Mapping the data revealed some patterns, although these were limited by the synthetic nature of the dataset.

“I also looked at whether voluntary sector organisations had any impact,” she said. “There wasn’t a strong correlation in this data, but I’d be really interested to explore that further with real-world data, including qualitative data. We know that local support does make a difference, but it’s hard to simulate that convincingly.”

Challenges

One of the biggest challenges the team faced was working with synthetic data. While it enabled them to work without the restrictions of real-world patient confidentiality, it also made it harder to find meaningful patterns.

“There were times where the results didn’t reflect what you’d expect based on the literature or regional insight,” said Zain. “It reminded me that data can only tell you so much, especially when it’s been generated to meet a specification, rather than drawn from real lived experiences.”

While the project was primarily a methodological exploration - using synthetic data to test how machine learning could support risk prediction in healthcare - both interns remained aware of the ethical considerations involved in working with sensitive topics.
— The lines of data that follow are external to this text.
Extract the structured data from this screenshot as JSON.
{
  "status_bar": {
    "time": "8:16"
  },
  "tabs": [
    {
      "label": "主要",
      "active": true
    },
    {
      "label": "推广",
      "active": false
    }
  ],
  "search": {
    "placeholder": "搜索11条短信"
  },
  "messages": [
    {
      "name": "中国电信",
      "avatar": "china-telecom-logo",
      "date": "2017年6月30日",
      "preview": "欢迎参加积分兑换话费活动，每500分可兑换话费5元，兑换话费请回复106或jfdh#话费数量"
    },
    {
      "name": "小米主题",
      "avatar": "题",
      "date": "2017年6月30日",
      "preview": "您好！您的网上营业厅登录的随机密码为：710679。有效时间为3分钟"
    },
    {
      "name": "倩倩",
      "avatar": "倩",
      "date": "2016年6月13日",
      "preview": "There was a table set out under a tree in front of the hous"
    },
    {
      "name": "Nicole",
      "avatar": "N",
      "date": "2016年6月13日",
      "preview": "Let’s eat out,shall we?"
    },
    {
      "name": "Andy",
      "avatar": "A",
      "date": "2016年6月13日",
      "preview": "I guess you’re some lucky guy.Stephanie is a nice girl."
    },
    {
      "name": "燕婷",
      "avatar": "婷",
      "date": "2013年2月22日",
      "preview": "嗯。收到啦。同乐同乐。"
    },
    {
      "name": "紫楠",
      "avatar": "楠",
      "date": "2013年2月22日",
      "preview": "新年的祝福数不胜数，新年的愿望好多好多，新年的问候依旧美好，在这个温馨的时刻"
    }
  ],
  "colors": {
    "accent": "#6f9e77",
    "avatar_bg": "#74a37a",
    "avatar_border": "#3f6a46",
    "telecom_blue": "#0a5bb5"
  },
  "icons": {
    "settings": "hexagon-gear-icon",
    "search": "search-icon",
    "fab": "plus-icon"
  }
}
They were clear that their work was exploratory, and that clinical decisions should never be based on model outputs alone.

“Machine learning can be a helpful tool,” said Daniela, “but it’s not a replacement for professional judgment. It’s about supporting conversations and making patterns easier to see, not making decisions for people.”

What next?

Both interns are continuing their studies, with Zain starting an MSc in AI at Edinburgh University and Daniela completing her final year here at Newcastle University. When asked what advice they’d give to others interested in this kind of work, both emphasised the value of interdisciplinary learning.
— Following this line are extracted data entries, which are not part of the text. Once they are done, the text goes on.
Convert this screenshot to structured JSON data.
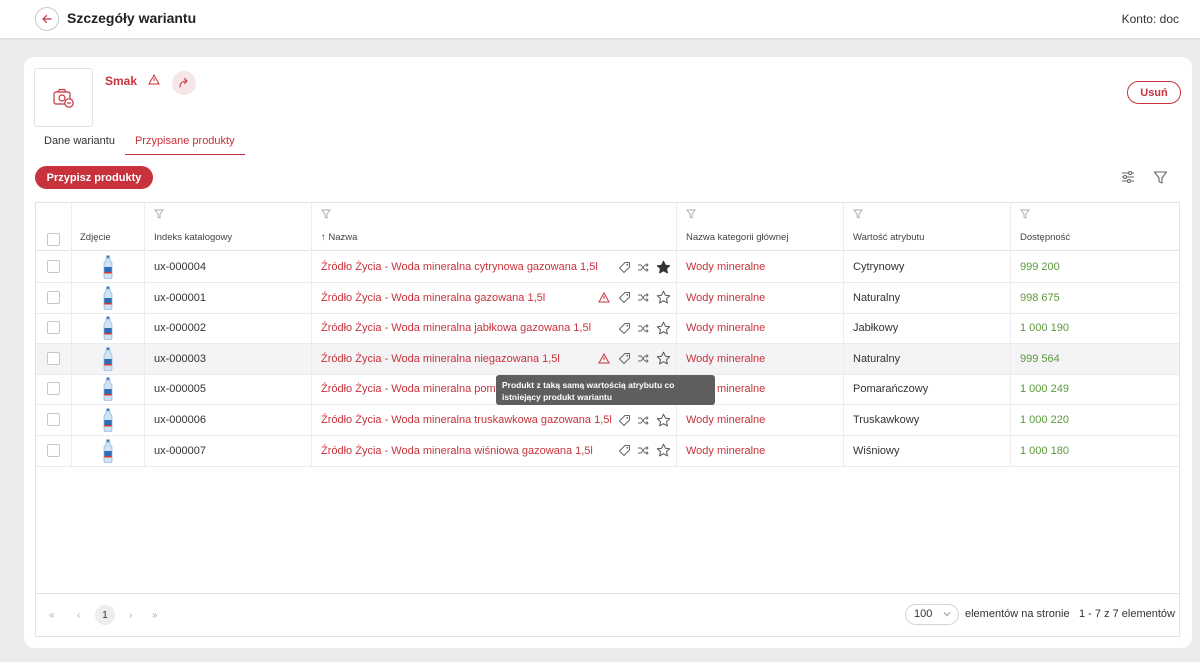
{
  "header": {
    "title": "Szczegóły wariantu",
    "account": "Konto: doc"
  },
  "variant": {
    "name": "Smak",
    "delete_label": "Usuń"
  },
  "tabs": [
    {
      "label": "Dane wariantu"
    },
    {
      "label": "Przypisane produkty"
    }
  ],
  "toolbar": {
    "assign_label": "Przypisz produkty"
  },
  "table": {
    "columns": [
      "Zdjęcie",
      "Indeks katalogowy",
      "↑ Nazwa",
      "Nazwa kategorii głównej",
      "Wartość atrybutu",
      "Dostępność"
    ],
    "rows": [
      {
        "index": "ux-000004",
        "name": "Źródło Życia - Woda mineralna cytrynowa gazowana 1,5l",
        "category": "Wody mineralne",
        "attr": "Cytrynowy",
        "avail": "999 200",
        "warning": false,
        "starred": true
      },
      {
        "index": "ux-000001",
        "name": "Źródło Życia - Woda mineralna gazowana 1,5l",
        "category": "Wody mineralne",
        "attr": "Naturalny",
        "avail": "998 675",
        "warning": true,
        "starred": false
      },
      {
        "index": "ux-000002",
        "name": "Źródło Życia - Woda mineralna jabłkowa gazowana 1,5l",
        "category": "Wody mineralne",
        "attr": "Jabłkowy",
        "avail": "1 000 190",
        "warning": false,
        "starred": false
      },
      {
        "index": "ux-000003",
        "name": "Źródło Życia - Woda mineralna niegazowana 1,5l",
        "category": "Wody mineralne",
        "attr": "Naturalny",
        "avail": "999 564",
        "warning": true,
        "starred": false
      },
      {
        "index": "ux-000005",
        "name": "Źródło Życia - Woda mineralna pomarańczowa gazowana 1,5l",
        "category": "Wody mineralne",
        "attr": "Pomarańczowy",
        "avail": "1 000 249",
        "warning": false,
        "starred": false
      },
      {
        "index": "ux-000006",
        "name": "Źródło Życia - Woda mineralna truskawkowa gazowana 1,5l",
        "category": "Wody mineralne",
        "attr": "Truskawkowy",
        "avail": "1 000 220",
        "warning": false,
        "starred": false
      },
      {
        "index": "ux-000007",
        "name": "Źródło Życia - Woda mineralna wiśniowa gazowana 1,5l",
        "category": "Wody mineralne",
        "attr": "Wiśniowy",
        "avail": "1 000 180",
        "warning": false,
        "starred": false
      }
    ]
  },
  "tooltip": {
    "text": "Produkt z taką samą wartością atrybutu co istniejący produkt wariantu"
  },
  "pagination": {
    "current_page": "1",
    "page_size": "100",
    "per_page_label": "elementów na stronie",
    "range": "1 - 7 z 7 elementów"
  },
  "colors": {
    "accent": "#c8323c",
    "available": "#5a9a3a"
  }
}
“I learned a lot about how to work in a professional, collaborative environment. Everyone was generous with their time and open to our ideas, which made a big difference.” Zain

Daniela highlighted “We had people bringing in different perspectives - from data science and software development to public health and ethics. That mix of expertise helped us make better decisions and kept the work grounded in both the technical and human sides of the problem. It can be easy to forget that every row of data represents a person and their health journey if you don’t take a step back now and then”.

Zain added: “If you’re curious about lots of things and want your work to have impact, this kind of interdisciplinary, human-centred approach is perfect. It’s not always easy, but it’s incredibly rewarding.”

This internship has been a valuable opportunity to explore how data science can be applied responsibly to complex and sensitive health challenges and to support early-career researchers in developing the skills, confidence and insight needed to do that well. We’re hugely grateful to Zain and Daniela for their thoughtful, dedicated contributions over the summer, and to our resident Data Scientist, Oladayo Owoeye, for his excellent supervision, technical guidance, and encouragement throughout.

“Having Oladayo as a mentor pushed me to do my best, and I’m grateful he believed in my ability to take on challenging work. I’m very thankful for the chance to collaborate with the team and to have had such a positive, supportive experience.” Daniela

This placement was supported by the N8 Centre of Excellence in Computationally Intensive Research (N8 CIR), as part of their wider internship scheme designed to give students across the N8 universities hands-on experience working on real-world, high-impact research projects. We’re thankful to N8 CIR for enabling this important work and helping to build the next generation of data science talent in the North of England.